More than 30,000 reserve and guard members were called to active duty as part of a post-9/11 mobilization order. When air strikes began in Afghanistan on October 18, 2001 and Operation Enduring Freedom was launched, nearly 1,000 members of the 439th AW were activated. Many of those members were deployed in the following months. The maintainers began a steady 90-day rotation to bases overseas, such as those in Germany and Spain. Stateside, members were operating in support of Operation Noble Eagle, a homeland defense mission.

The 439th Security Forces Squadron was one of the hardest hit units within the wing. The squadron was tasked with diverse missions to support areas all over the world. “Nine-eleven initiated a chain of events that brought the 439th SFS into the forefront of world-wide Air Base Defense,” said CMSgt. Michael Grady, 439th SFS. Their officers, non-commissioned officers and airmen were presented with challenges and opportunities they never had to face before, he said.

Although the 9/11 attacks were an act of terror against the United States, several positive things that came from it. As former president George W. Bush said, “Terrorist attacks can shake the foundations of our biggest buildings, but they cannot touch the foundation of America. These acts shatter steel, but they cannot dent the steel of American resolve.”

The city of Chicopee and surrounding communities rallied together to support our military members, here and abroad. The United Service Organizations helped bridge the outside community with the military members to provide them the support they needed. “The community remembered Desert Storm and Desert Shield,” said Mazick. “Everyone wanted to support our troops.” Friendly’s Ice Cream even donated freezers full of ice cream, he said.

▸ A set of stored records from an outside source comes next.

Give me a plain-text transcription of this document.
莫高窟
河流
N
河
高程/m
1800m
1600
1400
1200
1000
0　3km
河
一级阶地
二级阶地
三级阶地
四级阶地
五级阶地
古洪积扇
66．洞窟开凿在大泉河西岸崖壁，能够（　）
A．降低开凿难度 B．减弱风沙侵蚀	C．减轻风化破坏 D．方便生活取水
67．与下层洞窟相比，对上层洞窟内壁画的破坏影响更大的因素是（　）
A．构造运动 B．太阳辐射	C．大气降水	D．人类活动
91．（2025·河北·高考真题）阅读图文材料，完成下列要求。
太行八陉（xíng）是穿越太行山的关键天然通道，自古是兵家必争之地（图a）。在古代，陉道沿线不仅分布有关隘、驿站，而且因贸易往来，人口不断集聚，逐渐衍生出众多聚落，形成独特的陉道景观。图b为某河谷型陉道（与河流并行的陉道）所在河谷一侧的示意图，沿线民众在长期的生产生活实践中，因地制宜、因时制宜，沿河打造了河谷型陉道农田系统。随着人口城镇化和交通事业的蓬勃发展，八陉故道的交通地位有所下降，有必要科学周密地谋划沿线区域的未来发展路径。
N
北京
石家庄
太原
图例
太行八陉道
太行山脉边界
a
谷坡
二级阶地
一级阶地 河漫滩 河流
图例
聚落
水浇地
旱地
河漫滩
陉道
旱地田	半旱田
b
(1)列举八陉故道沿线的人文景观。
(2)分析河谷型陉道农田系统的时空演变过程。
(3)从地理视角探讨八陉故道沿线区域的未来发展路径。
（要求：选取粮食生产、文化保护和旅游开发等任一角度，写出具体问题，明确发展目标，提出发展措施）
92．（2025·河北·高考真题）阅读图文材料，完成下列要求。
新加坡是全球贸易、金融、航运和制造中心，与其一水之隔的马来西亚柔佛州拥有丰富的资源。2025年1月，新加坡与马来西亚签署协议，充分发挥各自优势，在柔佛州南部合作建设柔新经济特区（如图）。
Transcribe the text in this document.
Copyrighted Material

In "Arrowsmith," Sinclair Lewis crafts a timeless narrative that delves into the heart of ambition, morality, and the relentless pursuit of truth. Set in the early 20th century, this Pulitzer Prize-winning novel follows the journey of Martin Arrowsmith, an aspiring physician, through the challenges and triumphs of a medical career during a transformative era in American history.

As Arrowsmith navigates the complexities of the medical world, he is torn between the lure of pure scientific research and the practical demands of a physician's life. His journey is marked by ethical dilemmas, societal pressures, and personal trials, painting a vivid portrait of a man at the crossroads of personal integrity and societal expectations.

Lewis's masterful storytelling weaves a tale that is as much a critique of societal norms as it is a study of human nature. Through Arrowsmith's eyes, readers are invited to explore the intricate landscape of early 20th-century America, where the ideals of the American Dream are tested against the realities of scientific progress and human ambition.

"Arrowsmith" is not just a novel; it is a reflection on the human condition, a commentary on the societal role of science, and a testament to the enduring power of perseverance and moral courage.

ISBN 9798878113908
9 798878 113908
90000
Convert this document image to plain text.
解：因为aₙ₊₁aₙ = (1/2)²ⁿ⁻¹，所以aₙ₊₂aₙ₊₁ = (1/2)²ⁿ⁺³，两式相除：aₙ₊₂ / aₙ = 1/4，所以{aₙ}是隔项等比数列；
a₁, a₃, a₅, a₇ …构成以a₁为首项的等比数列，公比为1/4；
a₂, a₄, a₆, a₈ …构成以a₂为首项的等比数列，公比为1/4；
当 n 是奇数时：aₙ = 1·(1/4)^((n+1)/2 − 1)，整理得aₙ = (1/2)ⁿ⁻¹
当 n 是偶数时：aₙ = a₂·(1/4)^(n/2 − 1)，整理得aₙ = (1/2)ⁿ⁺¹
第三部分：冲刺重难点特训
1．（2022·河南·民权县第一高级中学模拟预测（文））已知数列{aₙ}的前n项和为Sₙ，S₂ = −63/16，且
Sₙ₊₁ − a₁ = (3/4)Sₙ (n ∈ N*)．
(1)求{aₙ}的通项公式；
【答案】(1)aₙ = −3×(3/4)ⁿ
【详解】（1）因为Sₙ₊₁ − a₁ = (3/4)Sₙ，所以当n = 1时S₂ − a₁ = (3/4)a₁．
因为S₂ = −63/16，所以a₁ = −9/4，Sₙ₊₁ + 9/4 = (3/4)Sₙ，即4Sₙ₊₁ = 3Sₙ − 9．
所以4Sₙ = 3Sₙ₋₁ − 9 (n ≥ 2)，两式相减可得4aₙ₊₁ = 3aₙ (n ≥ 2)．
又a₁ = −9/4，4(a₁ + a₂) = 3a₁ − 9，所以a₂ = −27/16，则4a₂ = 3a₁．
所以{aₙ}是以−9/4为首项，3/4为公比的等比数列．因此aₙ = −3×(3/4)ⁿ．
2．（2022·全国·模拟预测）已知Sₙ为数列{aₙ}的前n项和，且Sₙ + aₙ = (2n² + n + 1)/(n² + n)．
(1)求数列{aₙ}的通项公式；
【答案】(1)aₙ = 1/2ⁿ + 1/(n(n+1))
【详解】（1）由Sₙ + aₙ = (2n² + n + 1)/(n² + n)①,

It seemed like there wasn’t an overpass, yard or business window that didn’t have the American Flag proudly displayed. “It reignited our patriotism and showed us how vulnerable we were,” said TSgt. James Bitts, 439th Communication Squadron. It was a wake-up call as a nation. “They woke a sleeping giant,” he said.

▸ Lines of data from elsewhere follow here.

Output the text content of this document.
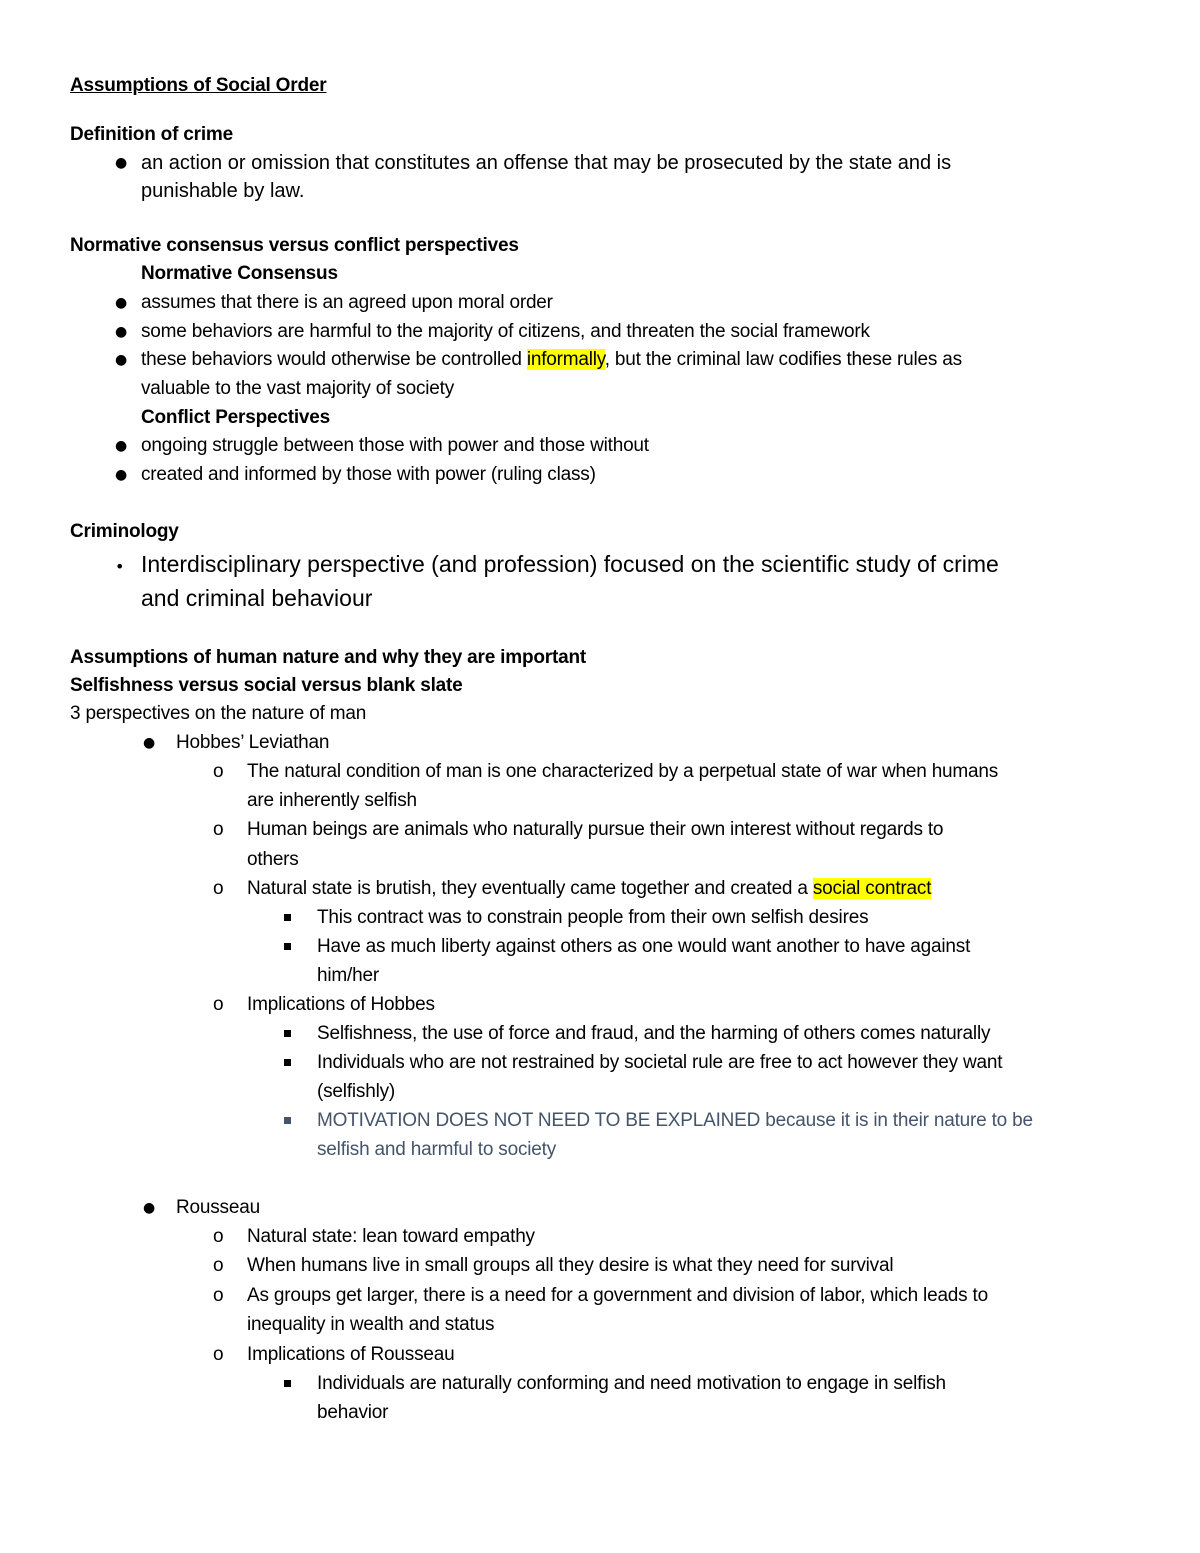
Assumptions of Social Order
Definition of crime
● an action or omission that constitutes an offense that may be prosecuted by the state and is
punishable by law.
Normative consensus versus conflict perspectives
Normative Consensus
● assumes that there is an agreed upon moral order
● some behaviors are harmful to the majority of citizens, and threaten the social framework
● these behaviors would otherwise be controlled informally, but the criminal law codifies these rules as
valuable to the vast majority of society
Conflict Perspectives
● ongoing struggle between those with power and those without
● created and informed by those with power (ruling class)
Criminology
• Interdisciplinary perspective (and profession) focused on the scientific study of crime
and criminal behaviour
Assumptions of human nature and why they are important
Selfishness versus social versus blank slate
3 perspectives on the nature of man
● Hobbes’ Leviathan
o The natural condition of man is one characterized by a perpetual state of war when humans
are inherently selfish
o Human beings are animals who naturally pursue their own interest without regards to
others
o Natural state is brutish, they eventually came together and created a social contract
This contract was to constrain people from their own selfish desires
Have as much liberty against others as one would want another to have against
him/her
o Implications of Hobbes
Selfishness, the use of force and fraud, and the harming of others comes naturally
Individuals who are not restrained by societal rule are free to act however they want
(selfishly)
MOTIVATION DOES NOT NEED TO BE EXPLAINED because it is in their nature to be
selfish and harmful to society
● Rousseau
o Natural state: lean toward empathy
o When humans live in small groups all they desire is what they need for survival
o As groups get larger, there is a need for a government and division of labor, which leads to
inequality in wealth and status
o Implications of Rousseau
Individuals are naturally conforming and need motivation to engage in selfish
behavior
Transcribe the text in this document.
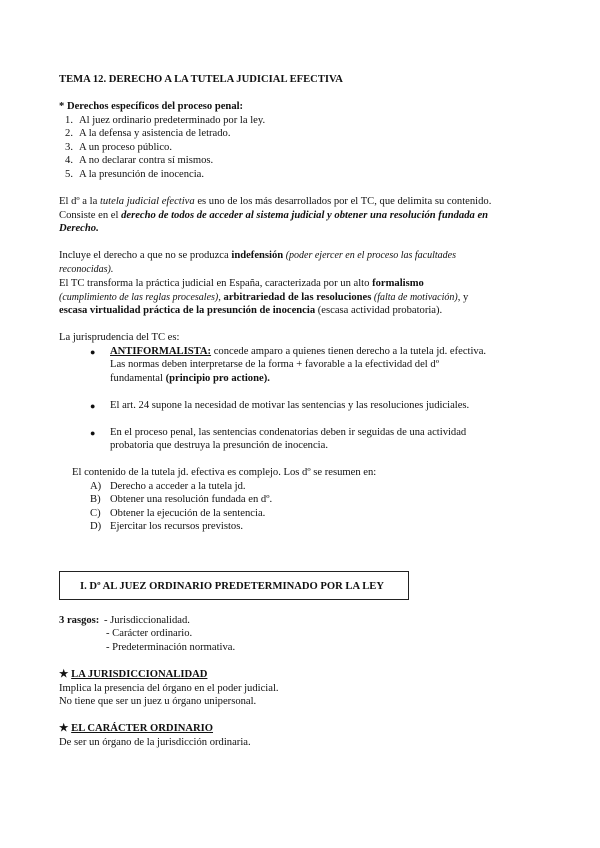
TEMA 12. DERECHO A LA TUTELA JUDICIAL EFECTIVA
* Derechos específicos del proceso penal:
1. Al juez ordinario predeterminado por la ley.
2. A la defensa y asistencia de letrado.
3. A un proceso público.
4. A no declarar contra sí mismos.
5. A la presunción de inocencia.
El dº a la tutela judicial efectiva es uno de los más desarrollados por el TC, que delimita su contenido.
Consiste en el derecho de todos de acceder al sistema judicial y obtener una resolución fundada en
Derecho.
Incluye el derecho a que no se produzca indefensión (poder ejercer en el proceso las facultades
reconocidas).
El TC transforma la práctica judicial en España, caracterizada por un alto formalismo
(cumplimiento de las reglas procesales), arbitrariedad de las resoluciones (falta de motivación), y
escasa virtualidad práctica de la presunción de inocencia (escasa actividad probatoria).
La jurisprudencia del TC es:
● ANTIFORMALISTA: concede amparo a quienes tienen derecho a la tutela jd. efectiva.
Las normas deben interpretarse de la forma + favorable a la efectividad del dº
fundamental (principio pro actione).
● El art. 24 supone la necesidad de motivar las sentencias y las resoluciones judiciales.
● En el proceso penal, las sentencias condenatorias deben ir seguidas de una actividad
probatoria que destruya la presunción de inocencia.
El contenido de la tutela jd. efectiva es complejo. Los dº se resumen en:
A) Derecho a acceder a la tutela jd.
B) Obtener una resolución fundada en dº.
C) Obtener la ejecución de la sentencia.
D) Ejercitar los recursos previstos.
I. Dº AL JUEZ ORDINARIO PREDETERMINADO POR LA LEY
3 rasgos: - Jurisdiccionalidad.
- Carácter ordinario.
- Predeterminación normativa.
★ LA JURISDICCIONALIDAD
Implica la presencia del órgano en el poder judicial.
No tiene que ser un juez u órgano unipersonal.
★ EL CARÁCTER ORDINARIO
De ser un órgano de la jurisdicción ordinaria.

There was an enormous shift in military culture and recruitment as well. People were going to the recruiter’s office in droves.

Every month, there were at least 20-25 prior service members who made the decision to re-enlist after being out for several years, said Mazick. “People were returning to do their jobs and anxious to perform because the cause was worthwhile."

“I think it drastically changed the military culture,” said Wieciech. “It felt like the bond got stronger and everyone pulled together more than they had before,” she said.

Since 9/11, Westover has deployed more than 2,000 reservists in support of OEF, ONE, Iraqi Freedom, New Dawn, Resolute Support, and Freedom’s Sentinel, according to base officials.

“Due to 9/11, increased Security and heightened vigilance is now part of our everyday life, whether it is increased physical security at our workplace, schools, highways, or airports,” said Grady.